With music as my main focus, I used a lot of what I learned in the classroom to make posters, T-shirts, CD art, and Myspace pages — all of that fun stuff from the early 2000s. I turned all of that design work into a portfolio which helped me get hired at DePuy Synthes without an undergraduate degree. It’s interesting that although I did not engage as a student, the impact of what I learned at Grace, the friends I made, and the community all translated into me getting that first job, just in a very nontraditional way.

 

3. What did you do at DePuy Synthes, and how did this position help you grow?

I started at DePuy as the photographer’s assistant, but they quickly started coming to me more and more for design work. (The marketing team didn’t have a graphic designer at the time.) A coworker really took me under his wing to help me with the practical aspects of design, and I was soon making brochures on surgical techniques and design rationales. Eventually, I went from a contract job to getting hired full-time as a graphic design specialist. 

Over my seven years at DePuy, I grew up a lot. Not only did they assist me in finishing my undergrad degree at Grace, but they also helped me learn 3D illustration and motion graphics.

 

4. What other opportunities have you had to use your visual communication degree?

I have been designing on my own since 2014. I worked at Todd Allen Design (TAD), a full-service creative agency, then at Da-Lite, an audio-visual equipment supplier, and then I  started my own studio, Blue Note. Every iteration of my career has been a learning process.

I also do a lot of work as a subcontractor for Beyond Marketing in Charlotte, North Carolina. I’ve become their designated brand specialist. Through them, I’ve done work for TotalEnergies, one of the largest energy providers in the world; the International Skydiving Museum and Hall of Fame; and a project called Carolina Long Bay. I’ve done more national and global projects with them, which has been a lot of fun.

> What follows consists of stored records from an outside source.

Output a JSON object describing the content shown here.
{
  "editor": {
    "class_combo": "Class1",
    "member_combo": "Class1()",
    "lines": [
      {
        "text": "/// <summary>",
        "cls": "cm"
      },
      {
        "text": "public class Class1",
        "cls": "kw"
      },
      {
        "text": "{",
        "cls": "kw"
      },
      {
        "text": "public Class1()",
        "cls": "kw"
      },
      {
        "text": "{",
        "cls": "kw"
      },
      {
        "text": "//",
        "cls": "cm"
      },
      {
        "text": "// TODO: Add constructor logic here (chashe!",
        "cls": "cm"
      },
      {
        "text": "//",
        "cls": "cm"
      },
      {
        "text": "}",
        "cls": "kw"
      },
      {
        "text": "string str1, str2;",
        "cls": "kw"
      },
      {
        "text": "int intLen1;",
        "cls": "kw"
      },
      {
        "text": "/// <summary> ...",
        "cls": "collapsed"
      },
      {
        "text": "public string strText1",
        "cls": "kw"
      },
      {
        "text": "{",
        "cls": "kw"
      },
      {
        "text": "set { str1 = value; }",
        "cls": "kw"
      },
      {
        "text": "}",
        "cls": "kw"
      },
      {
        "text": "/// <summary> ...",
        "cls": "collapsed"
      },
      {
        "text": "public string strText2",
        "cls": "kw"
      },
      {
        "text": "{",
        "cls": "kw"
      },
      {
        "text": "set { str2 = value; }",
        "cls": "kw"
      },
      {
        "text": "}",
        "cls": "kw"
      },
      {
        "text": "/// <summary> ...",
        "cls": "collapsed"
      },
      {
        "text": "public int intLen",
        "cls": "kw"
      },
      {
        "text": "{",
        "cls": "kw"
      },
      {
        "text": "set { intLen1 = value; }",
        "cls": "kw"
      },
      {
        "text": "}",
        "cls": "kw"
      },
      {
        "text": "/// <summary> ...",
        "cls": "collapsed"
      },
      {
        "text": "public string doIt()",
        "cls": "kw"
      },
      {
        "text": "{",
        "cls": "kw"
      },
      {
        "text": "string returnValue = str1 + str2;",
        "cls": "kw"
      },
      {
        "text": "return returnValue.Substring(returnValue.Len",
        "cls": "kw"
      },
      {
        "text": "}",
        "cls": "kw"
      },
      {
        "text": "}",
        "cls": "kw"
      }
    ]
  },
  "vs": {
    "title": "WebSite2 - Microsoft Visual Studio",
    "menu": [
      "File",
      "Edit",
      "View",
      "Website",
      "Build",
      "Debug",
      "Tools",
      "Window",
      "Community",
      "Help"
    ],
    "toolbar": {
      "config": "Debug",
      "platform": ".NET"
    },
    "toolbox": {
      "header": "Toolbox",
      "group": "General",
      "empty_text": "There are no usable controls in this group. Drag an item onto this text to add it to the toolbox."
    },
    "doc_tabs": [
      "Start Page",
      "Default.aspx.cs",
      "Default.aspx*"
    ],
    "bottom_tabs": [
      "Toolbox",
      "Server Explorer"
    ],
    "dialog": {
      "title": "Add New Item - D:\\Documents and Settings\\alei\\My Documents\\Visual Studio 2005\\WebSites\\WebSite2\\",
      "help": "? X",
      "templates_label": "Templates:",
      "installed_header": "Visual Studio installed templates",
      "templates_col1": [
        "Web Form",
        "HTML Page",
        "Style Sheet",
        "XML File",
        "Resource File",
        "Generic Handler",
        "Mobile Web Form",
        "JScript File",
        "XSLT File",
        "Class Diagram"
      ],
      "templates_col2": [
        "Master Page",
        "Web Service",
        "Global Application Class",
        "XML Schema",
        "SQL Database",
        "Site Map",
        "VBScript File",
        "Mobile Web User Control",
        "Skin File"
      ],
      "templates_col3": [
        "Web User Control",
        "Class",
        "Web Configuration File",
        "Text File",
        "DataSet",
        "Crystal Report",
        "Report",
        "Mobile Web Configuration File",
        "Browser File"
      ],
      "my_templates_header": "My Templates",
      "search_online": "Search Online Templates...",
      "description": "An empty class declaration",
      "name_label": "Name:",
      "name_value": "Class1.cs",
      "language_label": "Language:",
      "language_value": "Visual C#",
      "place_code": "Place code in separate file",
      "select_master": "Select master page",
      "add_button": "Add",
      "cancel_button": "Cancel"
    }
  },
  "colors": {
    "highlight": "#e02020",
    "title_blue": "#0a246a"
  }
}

With Blue Note, I create logos and identity systems, which are guides for the visual elements of a brand. Since starting Blue Note, I’ve designed more than 150 logos and more than 50 identity systems for companies, including Light Rail, The Village at Winona, Wildman, Pottery Bayou, Oak and Alley, B+B Courthouse Market, Rocksteady Pizza Parlour, and Clearly Kosciusko.

 

5. Blue Note is a unique studio name. How did you come up with it? 

I started out in punk and indie rock music, and eventually, I got really into blues. Within the blues and jazz notes, you’re working with a very standard scale, and changing just one or two notes in that scale makes it a blues scale. That one little change makes the scale more soulful and gives it more character. Musicians call the one changed note the “blue note.” The whole idea is that paying attention to the little details can make all the difference.

My goal with all of my clients is to help them discover, or rediscover, why the product they are selling or the service they are providing is something they should be passionate about. Every company starts with some kind of passion, but as companies grow, that passion gets diluted. My job is to bring the soul back into their organization through branding and storytelling. I ask questions such as, “What story are you trying to tell?” and “Why are you doing what you are doing?” and “How can we represent that in the design solutions we provide?”

 

6. How does your experience shape the way you teach design students at Grace?

My experience really drives the classroom. Design jobs require students to be able to create work with meaning, work with clients, follow a brief, meet deadlines, and create presentations and multi-deliverable systems. These soft skills are not only needed to conceptualize but also communicate and get buy-in for your designs. This is the end goal in the classroom. Of course, you’ve also got to learn programs, but being able to function intelligently in the professional world is important. I’ve worked with designers who have gotten a BFA and graduated from art school, and they’re great artists, but a lot of times, they don’t have the soft skills, and they don’t know how to work with clients. Our goal at Grace is to develop well-rounded students. 

At Grace, our professors have experience in the fields they teach, and they will help you grow in your passions and in the skills you’ll need to turn your interests into a career.